Re: Continuous Benchmarking

Patrick Steinhardt <ps@xxxxxx> · Fri, 21 Feb 2025 09:48:16 +0100

On Wed, Feb 05, 2025 at 03:14:21PM -0800, Emily Shaffer wrote:
> On Mon, Feb 3, 2025 at 1:55 AM Patrick Steinhardt <ps@xxxxxx> wrote:
> >
> > Hi,
> >
> > due to a couple performance regressions that we have hit over the last
> > couple Git releases at GitLab, we have started to set up an effort to
> > implement continuous benchmarking for the Git project. The intent is to
> > have regular (daily) benchmarking runs against Git's `master` and `next`
> > branches to be able to spot any performance regressions before they make
> > it into the next release.
> >
> > I have started with a relatively simple setup:
> >
> >   - I have started collection benchmarks that I myself do regularly [1].
> >     These benchmarks are built on hyperfine and are thus not part of the
> >     Git repository itself.
> >
> >   - GitLab CI runs on a nightly basis, executing a subset of these
> >     benchmarks [2].
> >
> >   - Results are uploaded with a hyperfine adaptor to Bencher and are
> >     summarized in dashboards.
> >
> > This at least gives us some visibility in severe performance outliers,
> > whether these are improvements or regressions. Some statistics are
> > applied on this data to automatically generate alerts when things are
> > significantly changing.
> >
> > The setup is of course not perfect. It's built on top of CI jobs, which
> > are by their very nature not really performing consistent. The scripts
> > are hosted outside of Git.

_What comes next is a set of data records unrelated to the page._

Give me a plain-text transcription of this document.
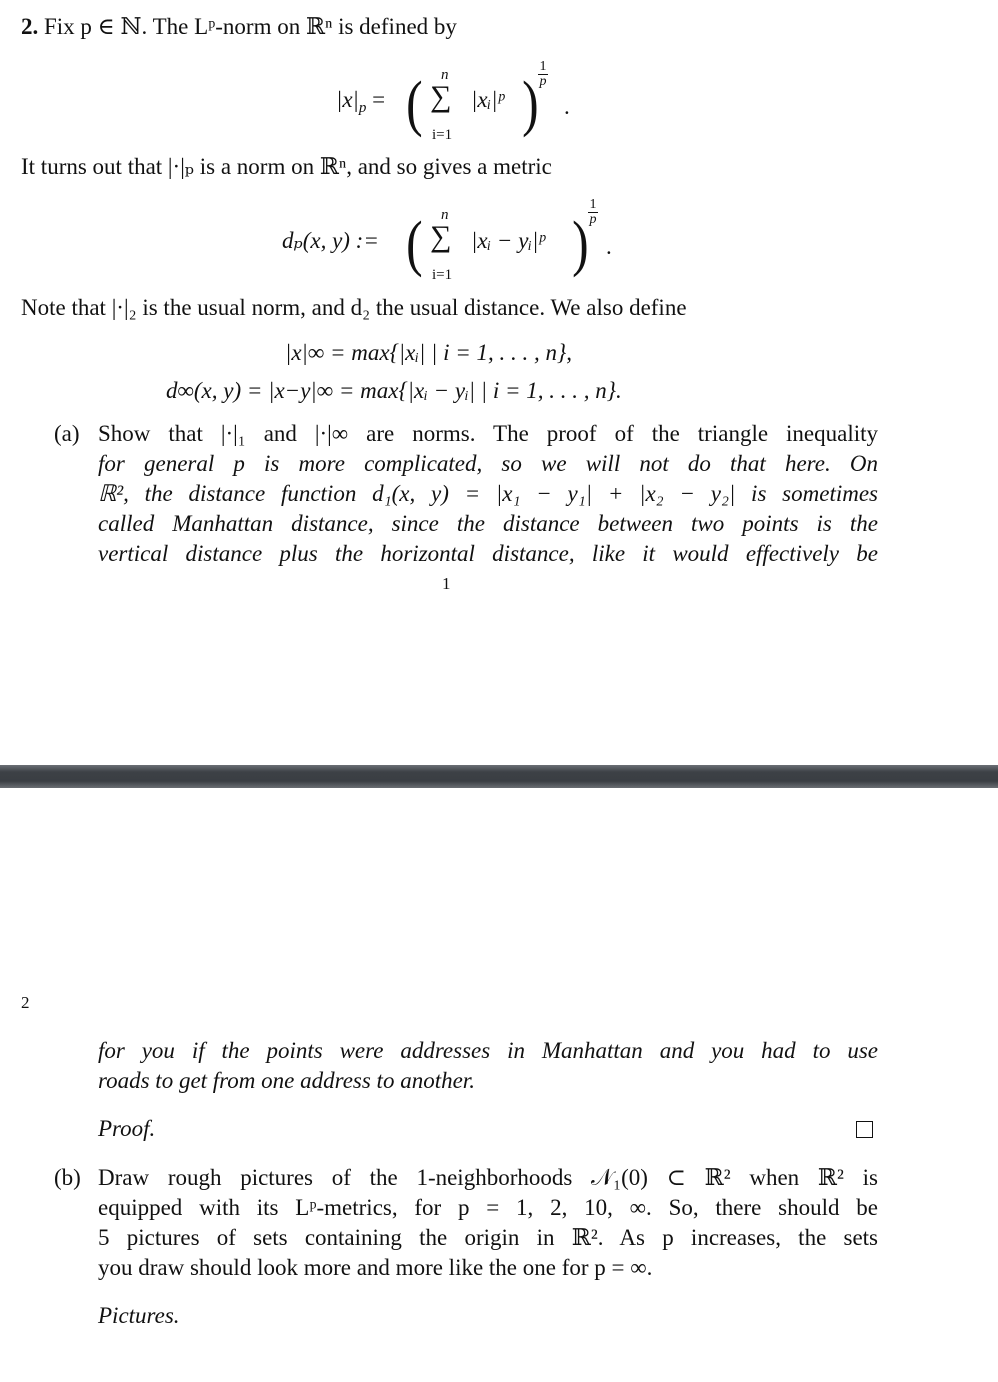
2. Fix p ∈ ℕ. The Lᵖ-norm on ℝⁿ is defined by
$|x|_p$ = ( n
∑
i=1
|xᵢ|ᵖ )
1
p
.
It turns out that |·|ₚ is a norm on ℝⁿ, and so gives a metric
dₚ(x, y) := ( n
∑
i=1
|xᵢ − yᵢ|ᵖ )
1
p
.
Note that |·|₂ is the usual norm, and d₂ the usual distance. We also define
|x|∞ = max{|xᵢ| | i = 1, . . . , n},
d∞(x, y) = |x−y|∞ = max{|xᵢ − yᵢ| | i = 1, . . . , n}.
(a) Show that |·|₁ and |·|∞ are norms. The proof of the triangle inequality
for general p is more complicated, so we will not do that here. On
ℝ², the distance function d₁(x, y) = |x₁ − y₁| + |x₂ − y₂| is sometimes
called Manhattan distance, since the distance between two points is the
vertical distance plus the horizontal distance, like it would effectively be
1
2
for you if the points were addresses in Manhattan and you had to use
roads to get from one address to another.
Proof.
(b) Draw rough pictures of the 1-neighborhoods 𝒩₁(0) ⊂ ℝ² when ℝ² is
equipped with its Lᵖ-metrics, for p = 1, 2, 10, ∞. So, there should be
5 pictures of sets containing the origin in ℝ². As p increases, the sets
you draw should look more and more like the one for p = ∞.
Pictures.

And I'm the only one running this.
> 
> For the CI "noisy neighbors" problem at least, it could be an option
> to try to host in GCE (or some other compute that isn't shared). I
> asked around a little inside Google and it seems like it's possible,
> I'll keep pushing on it and see just how hard it would be. I'd even be
> happy to trade on-push runs with noisy neighbors for nightly runs with
> no neighbors, which makes it not really a CI thing - guess I will find
> out if that's easier or harder for us to implement. :)

That would be awesome.

> > So I wonder whether there is a wider interest in the Git community to
> > have this infrastructure part of the Git project itself. This may
> > include steps like the following:
> >
> >   - Extending our performance tests we have in "t/perf" to cover more
> >     benchmarks.
> 
> Folks may be aware that our biggest (in terms of scale) internal
> customer at Google is Android project. They are the ones who complain
> to me and my team the most about performance; they are also open to
> setting up nightly performance regression test. Would it be appealing
> to get reports from such a test upstream? I think it's more compelling
> to our customer team if we run it against the closed-source Android
> repo, which means the Git project doesn't get to see as much about the
> shape and content of the repos the performance tests are running
> against, but we might be able to publish info about the shape without
> the contents. Would that be useful? What would help to know (# of
> commits, size of largest object, distribution of object size, # of
> branches, size of worktree...?) If not having the specifics of the
> repo-under-test is a dealbreaker we could explore running performance
> tests in public with Android Open Source Project as the
> repo-under-test instead, but it's much more manageable than full
> Android.

The biggest question is whether such regression reports would be
actionable by the Git community. I often found performance issues to be
very specific to the repository at hand, and reconstructing the exact
situation tends to be extremely tedious or completely infeasible. I run
into the situation way too often where customers come knock at my door
with a performance issue, but don't want to provide the underlying data.
More often than not I end up not being able to reproduce, so I have to
push back on such reports.

Ideally, any report should be accompanied by a trivial reproducer that
any developer can execute on their local machine.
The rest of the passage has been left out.